De pequeño jugaba a un juego muy simple. Uno se la quedaba y tenía que intentar coger a los demás. Había un lugar o varios, denominado casa o taco, donde estabas a salvo y no te podían coger. Recuerdo que yo era de los más valientes. Quiero decir que pasaba más tiempo fuera del refugio que dentro. Confiaba mucho en mí mismo. La mayoría se bajaba tres segundos y volvían al taco. Además casi siempre lo hacían cuando el individuo encargado de cogerte estaba lejos o de espaldas. Yo me sentía a salvo estando conmigo. Me creía, supongo, mi propia casa.
Ha pasado mucho tiempo de aquello, pero me he vuelto a acordar de esa época. Ahora han cambiado las cosas. Ya no confío nada en mí y me siento mi mayor enemigo. En el centro no hay un niño gordito y con gafas, en el centro está el mundo y te mira amenazante sabiendo que te tiene cogido por los huevos; que si te da la espalda se llama rechazo y no distracción, y que el único lugar que puede recordarme al taco o a casa eres tú y ya no estás. Sin ti no he vuelto a sentirme a salvo. Sin ti estoy esperando que alguien me diga que me toca quedarme en el medio y sinceramente que, si no es a ti, no quiero tocar a nadie. Ni sé a quién perseguir.
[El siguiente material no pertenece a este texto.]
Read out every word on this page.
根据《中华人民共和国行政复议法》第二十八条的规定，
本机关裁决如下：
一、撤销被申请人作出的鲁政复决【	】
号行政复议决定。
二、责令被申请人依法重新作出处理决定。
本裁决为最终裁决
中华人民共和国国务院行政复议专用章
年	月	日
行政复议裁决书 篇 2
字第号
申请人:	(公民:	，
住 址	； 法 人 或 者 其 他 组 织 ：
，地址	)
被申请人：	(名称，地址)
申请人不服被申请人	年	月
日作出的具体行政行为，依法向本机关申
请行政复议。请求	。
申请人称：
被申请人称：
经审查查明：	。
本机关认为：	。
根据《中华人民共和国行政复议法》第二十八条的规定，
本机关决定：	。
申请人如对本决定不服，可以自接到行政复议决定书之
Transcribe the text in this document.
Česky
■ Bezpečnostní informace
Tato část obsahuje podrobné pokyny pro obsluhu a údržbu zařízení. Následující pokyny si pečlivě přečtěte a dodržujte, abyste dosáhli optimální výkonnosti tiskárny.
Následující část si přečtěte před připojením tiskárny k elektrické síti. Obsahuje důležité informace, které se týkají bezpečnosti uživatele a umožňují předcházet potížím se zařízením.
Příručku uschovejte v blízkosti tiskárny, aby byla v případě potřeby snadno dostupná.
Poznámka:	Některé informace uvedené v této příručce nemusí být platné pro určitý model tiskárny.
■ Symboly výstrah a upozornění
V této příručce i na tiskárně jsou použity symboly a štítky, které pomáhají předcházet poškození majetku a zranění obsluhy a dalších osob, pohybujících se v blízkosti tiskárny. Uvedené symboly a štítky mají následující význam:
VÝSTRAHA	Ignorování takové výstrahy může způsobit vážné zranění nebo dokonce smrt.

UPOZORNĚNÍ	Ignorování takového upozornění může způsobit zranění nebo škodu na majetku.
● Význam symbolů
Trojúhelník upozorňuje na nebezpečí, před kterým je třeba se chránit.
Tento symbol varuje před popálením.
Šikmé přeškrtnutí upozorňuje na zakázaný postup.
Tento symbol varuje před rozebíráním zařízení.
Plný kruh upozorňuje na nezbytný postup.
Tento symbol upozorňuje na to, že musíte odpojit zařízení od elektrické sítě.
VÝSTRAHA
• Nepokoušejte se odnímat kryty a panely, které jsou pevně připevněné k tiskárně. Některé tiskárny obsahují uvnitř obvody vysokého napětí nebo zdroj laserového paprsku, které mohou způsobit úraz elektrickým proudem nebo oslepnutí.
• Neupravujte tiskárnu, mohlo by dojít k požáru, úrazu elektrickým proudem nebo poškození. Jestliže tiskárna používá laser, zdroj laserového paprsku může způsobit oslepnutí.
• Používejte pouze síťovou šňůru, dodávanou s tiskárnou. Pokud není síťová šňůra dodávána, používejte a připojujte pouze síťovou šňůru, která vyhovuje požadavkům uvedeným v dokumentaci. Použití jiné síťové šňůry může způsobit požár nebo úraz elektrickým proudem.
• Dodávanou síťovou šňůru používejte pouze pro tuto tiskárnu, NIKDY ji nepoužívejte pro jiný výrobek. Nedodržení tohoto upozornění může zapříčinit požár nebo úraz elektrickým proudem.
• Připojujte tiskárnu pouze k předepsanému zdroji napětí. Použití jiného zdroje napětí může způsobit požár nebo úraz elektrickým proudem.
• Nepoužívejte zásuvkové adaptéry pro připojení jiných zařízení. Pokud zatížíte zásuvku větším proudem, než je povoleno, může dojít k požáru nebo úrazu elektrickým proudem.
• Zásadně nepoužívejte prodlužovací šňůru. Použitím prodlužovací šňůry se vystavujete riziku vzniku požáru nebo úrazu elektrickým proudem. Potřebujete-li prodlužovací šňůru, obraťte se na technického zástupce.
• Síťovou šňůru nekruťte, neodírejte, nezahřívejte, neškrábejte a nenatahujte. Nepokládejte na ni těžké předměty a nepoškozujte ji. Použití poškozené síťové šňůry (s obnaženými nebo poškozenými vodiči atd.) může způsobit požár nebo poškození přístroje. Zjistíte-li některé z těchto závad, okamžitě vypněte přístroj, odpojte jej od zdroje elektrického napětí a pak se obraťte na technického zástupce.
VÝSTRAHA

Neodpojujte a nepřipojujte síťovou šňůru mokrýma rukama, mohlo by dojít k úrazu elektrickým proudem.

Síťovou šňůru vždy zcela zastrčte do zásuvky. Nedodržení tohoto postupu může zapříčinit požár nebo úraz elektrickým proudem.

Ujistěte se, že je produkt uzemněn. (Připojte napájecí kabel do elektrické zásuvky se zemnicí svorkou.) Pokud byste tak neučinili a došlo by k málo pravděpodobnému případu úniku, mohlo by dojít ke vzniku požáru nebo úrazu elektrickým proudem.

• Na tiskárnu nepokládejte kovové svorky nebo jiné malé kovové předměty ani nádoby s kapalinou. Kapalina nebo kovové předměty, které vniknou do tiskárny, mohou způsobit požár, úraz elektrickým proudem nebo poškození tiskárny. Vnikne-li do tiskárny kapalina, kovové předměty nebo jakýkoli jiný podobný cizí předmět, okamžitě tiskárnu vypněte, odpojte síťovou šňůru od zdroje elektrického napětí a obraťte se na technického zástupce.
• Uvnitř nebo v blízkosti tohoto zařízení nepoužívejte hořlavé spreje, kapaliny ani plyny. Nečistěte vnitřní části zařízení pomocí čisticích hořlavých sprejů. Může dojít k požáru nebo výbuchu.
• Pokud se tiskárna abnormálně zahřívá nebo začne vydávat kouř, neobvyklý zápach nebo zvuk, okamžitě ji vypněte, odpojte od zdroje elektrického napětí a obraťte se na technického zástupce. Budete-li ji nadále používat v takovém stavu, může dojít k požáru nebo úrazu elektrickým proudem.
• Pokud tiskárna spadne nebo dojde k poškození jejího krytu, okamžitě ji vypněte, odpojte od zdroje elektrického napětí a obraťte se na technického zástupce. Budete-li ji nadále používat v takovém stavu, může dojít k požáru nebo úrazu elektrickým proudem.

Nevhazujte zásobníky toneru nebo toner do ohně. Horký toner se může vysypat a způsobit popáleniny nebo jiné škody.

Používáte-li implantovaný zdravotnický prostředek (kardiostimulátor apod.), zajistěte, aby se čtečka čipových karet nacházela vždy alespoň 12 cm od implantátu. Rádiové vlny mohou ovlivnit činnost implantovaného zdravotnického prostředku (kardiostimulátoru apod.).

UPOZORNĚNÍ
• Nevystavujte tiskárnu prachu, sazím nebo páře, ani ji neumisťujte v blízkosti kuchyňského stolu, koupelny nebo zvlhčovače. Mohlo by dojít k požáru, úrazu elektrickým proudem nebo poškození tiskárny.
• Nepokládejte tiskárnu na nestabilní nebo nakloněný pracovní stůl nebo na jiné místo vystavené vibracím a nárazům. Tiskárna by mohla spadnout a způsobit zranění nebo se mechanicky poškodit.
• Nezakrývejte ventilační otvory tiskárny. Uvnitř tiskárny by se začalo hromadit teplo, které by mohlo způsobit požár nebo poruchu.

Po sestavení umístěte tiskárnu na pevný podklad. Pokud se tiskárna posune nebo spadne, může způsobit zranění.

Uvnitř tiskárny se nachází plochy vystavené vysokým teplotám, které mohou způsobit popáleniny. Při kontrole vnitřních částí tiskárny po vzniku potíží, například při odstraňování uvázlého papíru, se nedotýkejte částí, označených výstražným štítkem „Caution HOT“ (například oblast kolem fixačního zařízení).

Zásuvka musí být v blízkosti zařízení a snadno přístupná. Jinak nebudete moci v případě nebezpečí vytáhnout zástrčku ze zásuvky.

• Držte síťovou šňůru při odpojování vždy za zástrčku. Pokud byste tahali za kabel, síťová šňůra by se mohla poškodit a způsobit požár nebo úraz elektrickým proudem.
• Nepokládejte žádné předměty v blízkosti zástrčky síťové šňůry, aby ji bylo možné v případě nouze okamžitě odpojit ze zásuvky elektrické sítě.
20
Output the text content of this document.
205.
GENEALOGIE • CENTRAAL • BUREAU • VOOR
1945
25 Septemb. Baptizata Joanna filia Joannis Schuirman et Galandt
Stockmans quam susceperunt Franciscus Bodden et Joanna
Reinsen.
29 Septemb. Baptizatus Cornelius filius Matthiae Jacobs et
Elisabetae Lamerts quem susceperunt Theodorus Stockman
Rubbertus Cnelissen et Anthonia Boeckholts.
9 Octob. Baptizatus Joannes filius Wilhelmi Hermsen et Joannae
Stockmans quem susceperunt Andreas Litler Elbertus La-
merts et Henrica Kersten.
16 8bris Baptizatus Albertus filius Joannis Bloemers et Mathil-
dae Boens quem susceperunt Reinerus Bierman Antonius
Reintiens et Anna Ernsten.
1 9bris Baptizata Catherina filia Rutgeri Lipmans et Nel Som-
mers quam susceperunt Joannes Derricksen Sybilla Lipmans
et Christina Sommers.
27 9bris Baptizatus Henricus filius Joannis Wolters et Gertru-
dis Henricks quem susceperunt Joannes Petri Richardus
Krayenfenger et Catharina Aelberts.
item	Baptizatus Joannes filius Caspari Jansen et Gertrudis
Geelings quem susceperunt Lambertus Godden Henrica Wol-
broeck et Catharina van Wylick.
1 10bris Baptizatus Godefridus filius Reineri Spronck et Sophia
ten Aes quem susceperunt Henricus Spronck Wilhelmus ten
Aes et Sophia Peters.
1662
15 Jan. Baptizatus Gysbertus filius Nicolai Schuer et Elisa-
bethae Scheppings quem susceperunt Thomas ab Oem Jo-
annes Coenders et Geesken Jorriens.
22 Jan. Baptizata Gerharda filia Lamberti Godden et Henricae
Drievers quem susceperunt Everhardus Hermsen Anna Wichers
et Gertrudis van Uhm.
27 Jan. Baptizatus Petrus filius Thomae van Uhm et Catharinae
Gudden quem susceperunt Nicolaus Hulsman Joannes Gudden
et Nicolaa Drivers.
Pero tú ya estarás en tu refugio. Y ni siquiera tendrás ganas de jugar. Como mucho bajarás si te doy la espalda. O pasarás por mi lado con la cabeza alta diciéndome sin palabras que ya no estás a mi alcance. Que aunque estire la mano no puedo tocarte. Que aunque vuelva al pasado, ya no siento tu piel.
Supongo que he vuelto a la infancia incitado por el vacío, para ser consciente de que se ha terminado el juego. Y que he perdido.